Your strategy is the aggregate of the tactical moves you make as an organization every day. Like a school of fish swimming together, the actions of many create the direction of the whole.
The modern economy and the blessing (curse?) of constant connectivity means that industries are more competitive than ever before.
When your working life feels like you’re stuck in a washing machine, being thrown around inside with little chance of escape until the weekend (if you’re lucky), it becomes incredibly difficult to lift your head. Too much time is spent asking “how” instead of “why”.
What sets top executives and companies apart?
Top entrepreneurs and executives free themselves up to ask the right questions.

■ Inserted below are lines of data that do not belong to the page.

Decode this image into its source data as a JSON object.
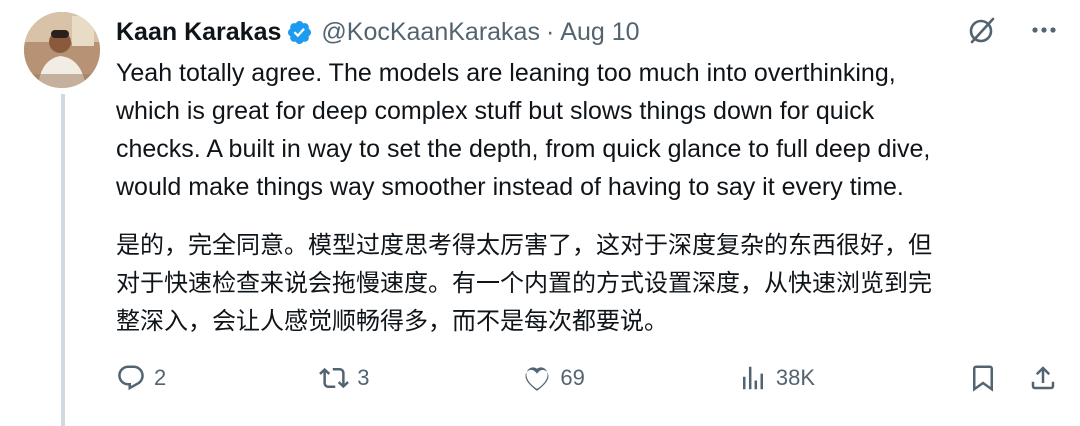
{
  "author": {
    "display_name": "Kaan Karakas",
    "handle": "@KocKaanKarakas",
    "separator": "·",
    "date": "Aug 10",
    "verified": true
  },
  "tweet": {
    "text_en": "Yeah totally agree. The models are leaning too much into overthinking,\nwhich is great for deep complex stuff but slows things down for quick\nchecks. A built in way to set the depth, from quick glance to full deep dive,\nwould make things way smoother instead of having to say it every time.",
    "text_zh": "是的，完全同意。模型过度思考得太厉害了，这对于深度复杂的东西很好，但\n对于快速检查来说会拖慢速度。有一个内置的方式设置深度，从快速浏览到完\n整深入，会让人感觉顺畅得多，而不是每次都要说。"
  },
  "actions": {
    "replies": "2",
    "reposts": "3",
    "likes": "69",
    "views": "38K"
  },
  "icons": {
    "top": [
      "grok-slash-icon",
      "more-icon"
    ],
    "bar": [
      "reply-icon",
      "repost-icon",
      "like-icon",
      "views-icon",
      "bookmark-icon",
      "share-icon"
    ]
  },
  "colors": {
    "text": "#0f1419",
    "muted": "#536471",
    "verified": "#1d9bf0",
    "thread_line": "#cfd9de"
  }
}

Systems are built to create efficiencies. Managers are hired and empowered to make decisions. Clients are actively managed and unprofitable work is turned away.
The alternative, which will be painfully familiar to many, is a company where strategic people are caught up in operational issues. Instead of doing corporate development, they are managing crises. Managers either aren’t competent or empowered to deal with the issues. Systems are inadequate.
Stephen Covey explores this concept in “The 7 Habits of Highly Effective People” with his Urgent Important Matrix. Leaders should focus on important work that isn’t urgent, but instead they get sucked in on urgent problems (not all of which are important).
This pain is normal. It’s a growing pain. For some though, it’s a forever pain. If you hope to one day sell the company as a legacy business capable of flourishing without you, you need to build it in a way that makes you redundant.
It takes incredible discipline, but the rewards are worth it.
The path to redundancy is paved with saying “no”
I once had a manager who taught me that “no” is a full sentence. It doesn’t always need to be justified. Saying “no” is part of building respect and trust.
Conversely, saying “yes” to everything is a slippery slope.
Firstly, just because something increases your revenue doesn’t mean you should take it on. Companies need profits, not just revenues.
Your business systems need to allow you to measure your profitability properly. Without a clear view of client or product profitability, you can’t prioritise your time and become redundant.
Secondly, if you take on too many strategic projects at once, you risk making simultaneous mistakes.
Investors value focus and clarity, not broad promises and vagaries. It’s better to deliver on a concise pipeline of strategic projects than to miss targets across a wide range of initiatives.
Empower yourself to say “no”
Each time you say “no”, especially in the beginning, it’s going to feel like a kick in the gut. You didn’t make it this far in life by walking away from things, right?
Making these decisions is easier with proper data and structured thinking. If you can clearly see why no is the right answer, you sleep easier at night. The toughest decisions are those clouded in uncertainty. Strategy is an art, not a science.
To free up your time, you need the right people in the right seats and they need to feel empowered to make decisions. You need to develop them and trust them. They will become more marketable as they grow, but with the right environment around them, they will want to stay.
In every decision you make, consider whether the path you are taking is improving or weakening your prospects of eventual redundancy.
Companies sell on a multiple of annual revenue or earnings, so building the business properly and one day selling it is the right way to extract the full economic value of your efforts.
The alternative is to stay stuck in the washing machine, never asking “why” or saying “no” to anything.